Talk Abstract: What makes a video popular? What drives collective attention online? What are the similarities and differences between clicks and transactions in a market? This talk aims to address these three questions. First, I will discuss a physics-inspired stochastic time series model that explains and forecasts the seemingly unpredictable patterns of viewership over time. This model provides novel metrics for predicting expected popularity gains per share and assessing sensitivity to promotions. Next, I will describe new measurement studies and machine learning models that analyze how networks of online items influence each other’s attention. Finally, I will introduce a macroscopic view of attention, offering mathematical descriptions of market equilibriums and distributed optimization. These results lay the groundwork for our ongoing research into the computational view of attention markets and potential mechanisms for fostering a healthy online ecosystem. Additionally, I will demonstrate Influence Flower, an interactive web app and arXiv plugin designed for qualitatively visualizing the intellectual influence of academic entities. I posit that processes of academic knowledge creation affords many open questions on the dynamics of attention among crowds.
Speaker Biography: Lexing Xie is a Professor of Computer Science at the Australian National University (ANU), where she leads the ANU Computational Media Lab and directs the ANU-wide Integrated AI Network. Her research spans machine learning, computational social science, and computational economics, with a particular focus on online optimization, neural networks for sequences and networks, and applied problems such as distributed online markets, decision-making by humans and machines.
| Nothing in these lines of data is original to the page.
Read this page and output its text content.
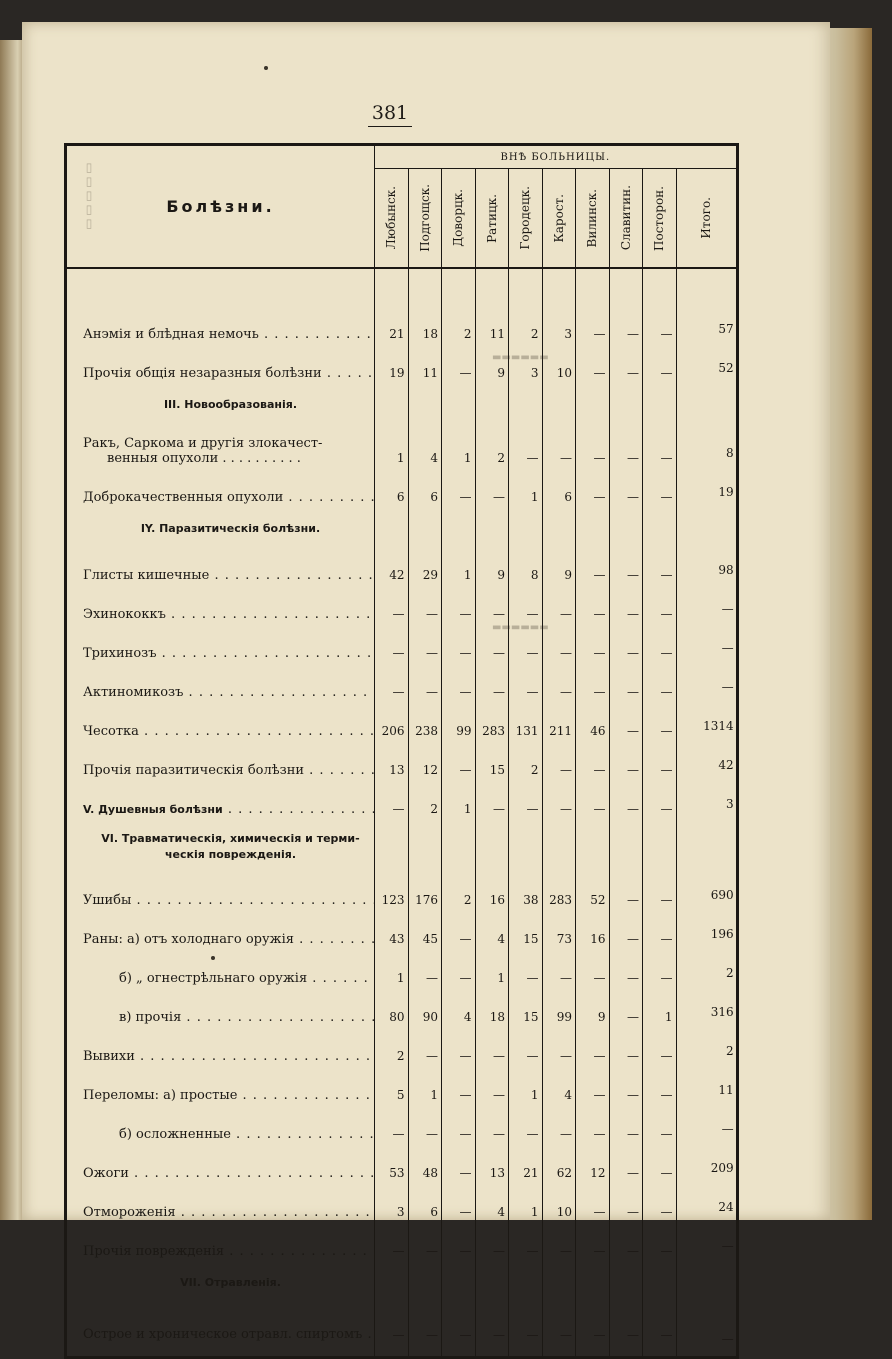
▯▯▯▯▯
▬▬▬▬▬▬
▬▬▬▬▬▬
381
Болѣзни.	ВНѢ БОЛЬНИЦЫ.									

	Любынск.	Подгощск.	Доворцк.	Ратицк.	Городецк.	Карост.	Вилинск.	Славитин.	Посторон.	Итого.

Анэмія и блѣдная немочь . . .	21	18	2	11	2	3	—	—	—	57
Прочія общія незаразныя болѣзни . . .	19	11	—	9	3	10	—	—	—	52
III. Новообразованія.										
Ракъ, Саркома и другія злокачест-
венныя опухоли . . . . . . . . . .	1	4	1	2	—	—	—	—	—	8
Доброкачественныя опухоли . . .	6	6	—	—	1	6	—	—	—	19
IY. Паразитическія болѣзни.										
Глисты кишечные . . .	42	29	1	9	8	9	—	—	—	98
Эхинококкъ . . .	—	—	—	—	—	—	—	—	—	—
Трихинозъ . . .	—	—	—	—	—	—	—	—	—	—
Актиномикозъ . . .	—	—	—	—	—	—	—	—	—	—
Чесотка . . .	206	238	99	283	131	211	46	—	—	1314
Прочія паразитическія болѣзни . . .	13	12	—	15	2	—	—	—	—	42
V. Душевныя болѣзни . . .	—	2	1	—	—	—	—	—	—	3
VI. Травматическія, химическія и терми-ческія поврежденія.										
Ушибы . . .	123	176	2	16	38	283	52	—	—	690
Раны: а) отъ холоднаго оружія . . .	43	45	—	4	15	73	16	—	—	196
б) „ огнестрѣльнаго оружія . . .	1	—	—	1	—	—	—	—	—	2
в) прочія . . .	80	90	4	18	15	99	9	—	1	316
Вывихи . . .	2	—	—	—	—	—	—	—	—	2
Переломы: а) простые . . .	5	1	—	—	1	4	—	—	—	11
б) осложненные . . .	—	—	—	—	—	—	—	—	—	—
Ожоги . . .	53	48	—	13	21	62	12	—	—	209
Отмороженія . . .	3	6	—	4	1	10	—	—	—	24
Прочія поврежденія . . .	—	—	—	—	—	—	—	—	—	—
VII. Отравленія.										
Острое и хроническое отравл. спиртомъ . . .	—	—	—	—	—	—	—	—	—	—
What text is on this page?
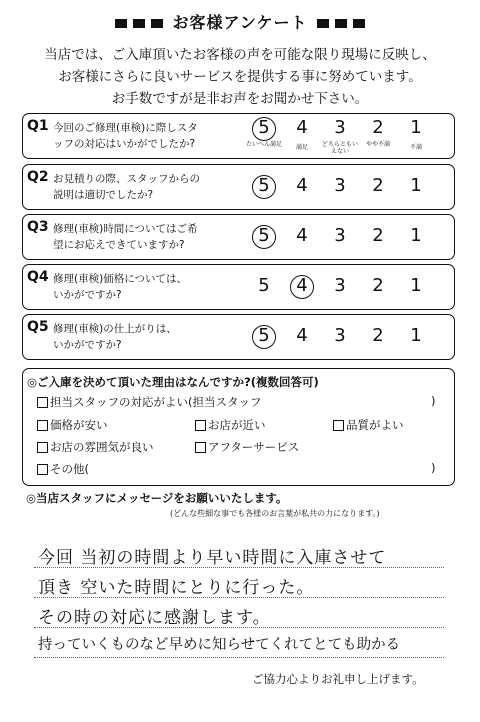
お客様アンケート
当店では、ご入庫頂いたお客様の声を可能な限り現場に反映し、
お客様にさらに良いサービスを提供する事に努めています。
お手数ですが是非お声をお聞かせ下さい。
Q1 今回のご修理(車検)に際しスタ
ッフの対応はいかがでしたか?
5	4	3	2	1
たいへん満足	満足	どちらともいえない
やや不満	不満
Q2 お見積りの際、スタッフからの
説明は適切でしたか?	5	4	3	2	1
Q3 修理(車検)時間についてはご希
望にお応えできていますか?	5	4	3	2	1
Q4 修理(車検)価格については、
いかがですか?	5	4	3	2	1
Q5 修理(車検)の仕上がりは、
いかがですか?	5	4	3	2	1
◎ご入庫を決めて頂いた理由はなんですか?(複数回答可)
担当スタッフの対応がよい(担当スタッフ	)
価格が安い	お店が近い	品質がよい
お店の雰囲気が良い	アフターサービス
その他(	)
◎当店スタッフにメッセージをお願いいたします。
(どんな些細な事でも各様のお言葉が私共の力になります。)
今回 当初の時間より早い時間に入庫させて
頂き 空いた時間にとりに行った。
その時の対応に感謝します。
持っていくものなど早めに知らせてくれてとても助かる
ご協力心よりお礼申し上げます。
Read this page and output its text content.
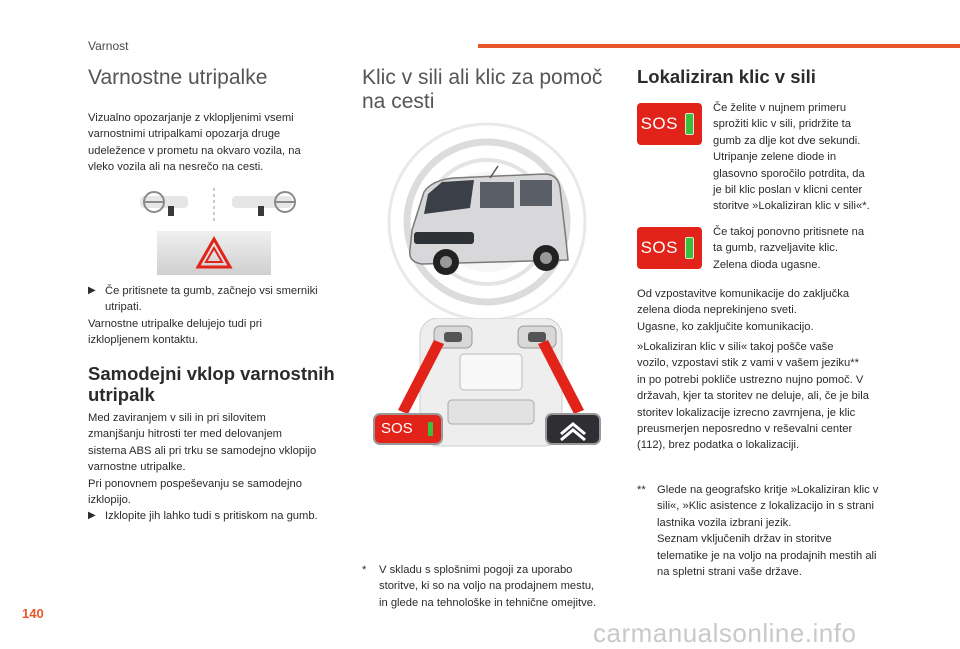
Varnost
Varnostne utripalke
Vizualno opozarjanje z vklopljenimi vsemi
varnostnimi utripalkami opozarja druge
udeležence v prometu na okvaro vozila, na
vleko vozila ali na nesrečo na cesti.
▶ Če pritisnete ta gumb, začnejo vsi smerniki
utripati.
Varnostne utripalke delujejo tudi pri
izklopljenem kontaktu.
Samodejni vklop varnostnih
utripalk
Med zaviranjem v sili in pri silovitem
zmanjšanju hitrosti ter med delovanjem
sistema ABS ali pri trku se samodejno vklopijo
varnostne utripalke.
Pri ponovnem pospeševanju se samodejno
izklopijo.
▶ Izklopite jih lahko tudi s pritiskom na gumb.
Klic v sili ali klic za pomoč
na cesti
SOS
*	V skladu s splošnimi pogoji za uporabo
storitve, ki so na voljo na prodajnem mestu,
in glede na tehnološke in tehnične omejitve.
Lokaliziran klic v sili
SOS
Če želite v nujnem primeru
sprožiti klic v sili, pridržite ta
gumb za dlje kot dve sekundi.
Utripanje zelene diode in
glasovno sporočilo potrdita, da
je bil klic poslan v klicni center
storitve »Lokaliziran klic v sili«*.
SOS
Če takoj ponovno pritisnete na
ta gumb, razveljavite klic.
Zelena dioda ugasne.
Od vzpostavitve komunikacije do zaključka
zelena dioda neprekinjeno sveti.
Ugasne, ko zaključite komunikacijo.
»Lokaliziran klic v sili« takoj pošče vaše
vozilo, vzpostavi stik z vami v vašem jeziku**
in po potrebi pokliče ustrezno nujno pomoč. V
državah, kjer ta storitev ne deluje, ali, če je bila
storitev lokalizacije izrecno zavrnjena, je klic
preusmerjen neposredno v reševalni center
(112), brez podatka o lokalizaciji.
**	Glede na geografsko kritje »Lokaliziran klic v
sili«, »Klic asistence z lokalizacijo in s strani
lastnika vozila izbrani jezik.
Seznam vključenih držav in storitve
telematike je na voljo na prodajnih mestih ali
na spletni strani vaše države.
140
carmanualsonline.info
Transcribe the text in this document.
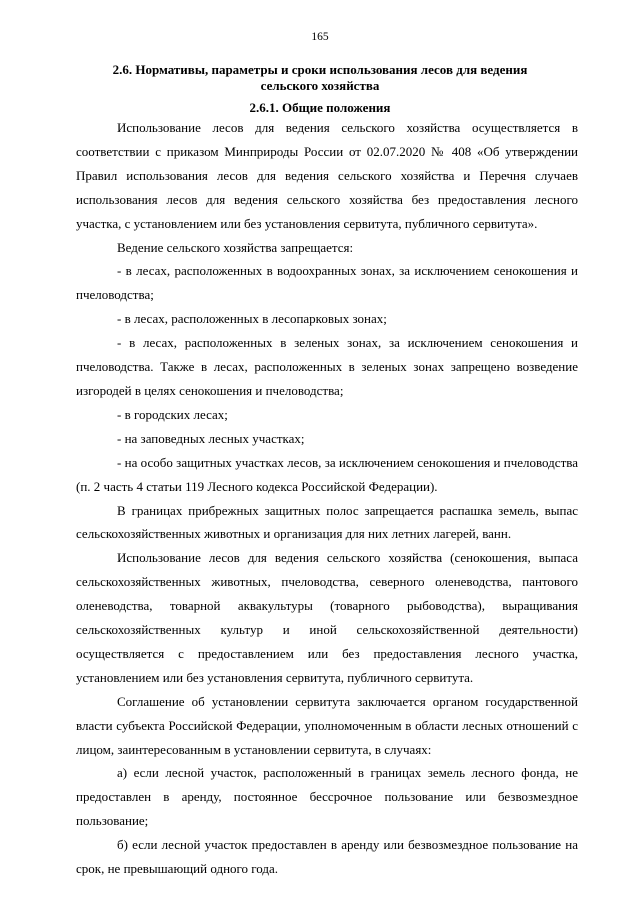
165
2.6. Нормативы, параметры и сроки использования лесов для ведения сельского хозяйства
2.6.1. Общие положения

Использование лесов для ведения сельского хозяйства осуществляется в соответствии с приказом Минприроды России от 02.07.2020 № 408 «Об утверждении Правил использования лесов для ведения сельского хозяйства и Перечня случаев использования лесов для ведения сельского хозяйства без предоставления лесного участка, с установлением или без установления сервитута, публичного сервитута».

Ведение сельского хозяйства запрещается:

- в лесах, расположенных в водоохранных зонах, за исключением сенокошения и пчеловодства;

- в лесах, расположенных в лесопарковых зонах;

- в лесах, расположенных в зеленых зонах, за исключением сенокошения и пчеловодства. Также в лесах, расположенных в зеленых зонах запрещено возведение изгородей в целях сенокошения и пчеловодства;

- в городских лесах;

- на заповедных лесных участках;

- на особо защитных участках лесов, за исключением сенокошения и пчеловодства (п. 2 часть 4 статьи 119 Лесного кодекса Российской Федерации).

В границах прибрежных защитных полос запрещается распашка земель, выпас сельскохозяйственных животных и организация для них летних лагерей, ванн.

Использование лесов для ведения сельского хозяйства (сенокошения, выпаса сельскохозяйственных животных, пчеловодства, северного оленеводства, пантового оленеводства, товарной аквакультуры (товарного рыбоводства), выращивания сельскохозяйственных культур и иной сельскохозяйственной деятельности) осуществляется с предоставлением или без предоставления лесного участка, установлением или без установления сервитута, публичного сервитута.

Соглашение об установлении сервитута заключается органом государственной власти субъекта Российской Федерации, уполномоченным в области лесных отношений с лицом, заинтересованным в установлении сервитута, в случаях:

а) если лесной участок, расположенный в границах земель лесного фонда, не предоставлен в аренду, постоянное бессрочное пользование или безвозмездное пользование;

б) если лесной участок предоставлен в аренду или безвозмездное пользование на срок, не превышающий одного года.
Lexing received the 2023 ARC Future Fellowship and the 2018 Chris Wallace Award for Outstanding Research. Her research has garnered seven best paper and best student paper awards at ACM and IEEE conferences between 2002 and 2019. Among her editorial roles, she served as the inaugural Editor-in-Chief of the AAAI International Conference on Web and Social Media (ICWSM) and is the Program Co-Chair of ACM Multimedia 2024. Prior to joining ANU, she was a Research Staff Member at the IBM T.J. Watson Research Center in New York. She holds a PhD in Electrical Engineering from Columbia University and a BS in Electrical Engineering from Tsinghua University.